All in all though, a truly dazzling meal in an amazing location - as it needs to be given the prices they’re charging though I have to say I’ve paid more for less accomplished meals in a Michelin 3-starred restaurant.
And it does make me want to go to L'Enclume which I guess is the object of the exercise for Rogan at least. Harder to see quite what Electrolux gets out of it though. Would you buy a fridge or a dishwasher on the strength of a slap-up meal? I'm not sure I would.
I ate at The Cube as a guest of Electrolux.

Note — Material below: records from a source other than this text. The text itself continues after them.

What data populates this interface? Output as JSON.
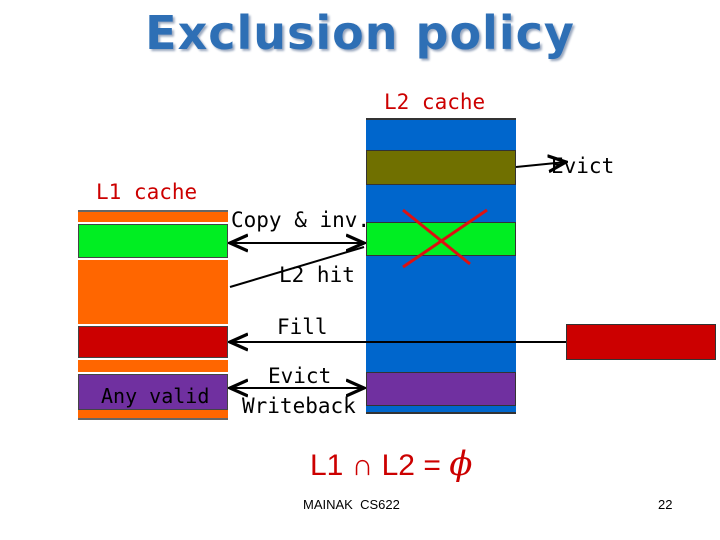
{
  "slide": {
    "title": "Exclusion policy",
    "footer_text": "MAINAK  CS622",
    "page_number": "22"
  },
  "diagram": {
    "l1_label": "L1 cache",
    "l2_label": "L2 cache",
    "copy_inv_label": "Copy & inv.",
    "l2_hit_label": "L2 hit",
    "fill_label": "Fill",
    "evict_top_label": "Evict",
    "evict_label": "Evict",
    "writeback_label": "Writeback",
    "any_valid_label": "Any valid",
    "equation": {
      "l1": "L1",
      "cap": "∩",
      "l2": "L2",
      "eq": "=",
      "empty": "ϕ"
    }
  },
  "colors": {
    "title": "#2e6fb5",
    "green": "#00ee22",
    "orange": "#ff6600",
    "dark_red": "#cc0000",
    "purple": "#7030a0",
    "blue": "#0066cc",
    "olive": "#707000",
    "x_mark": "#dd1111"
  }
}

Simon Rogan is back at the Cube from December 27th to 31st. Other chefs being featured include Tom Kerridge of the Hand and Flowers, Johnray and Peter Sanchez-Inglesias of Casamia in Bristol, Claude Bosi of Hibiscus, Atul Kochhar of Benares, and Daniel Clifford of Midsummer House. Bookings are taken for lunch at 12:00 for £175 a head and dinner at 19:00 for £215 (prices includes champagne reception, a minimum 6 course tasting menu and matched wines). Check the website for who's on when and call +44 (0) 207 288 6450 to book.
* It’s interesting how white wines dominate the pairings for this kind of cooking. But is that what you’d order if you went out for a meal that cost this amount?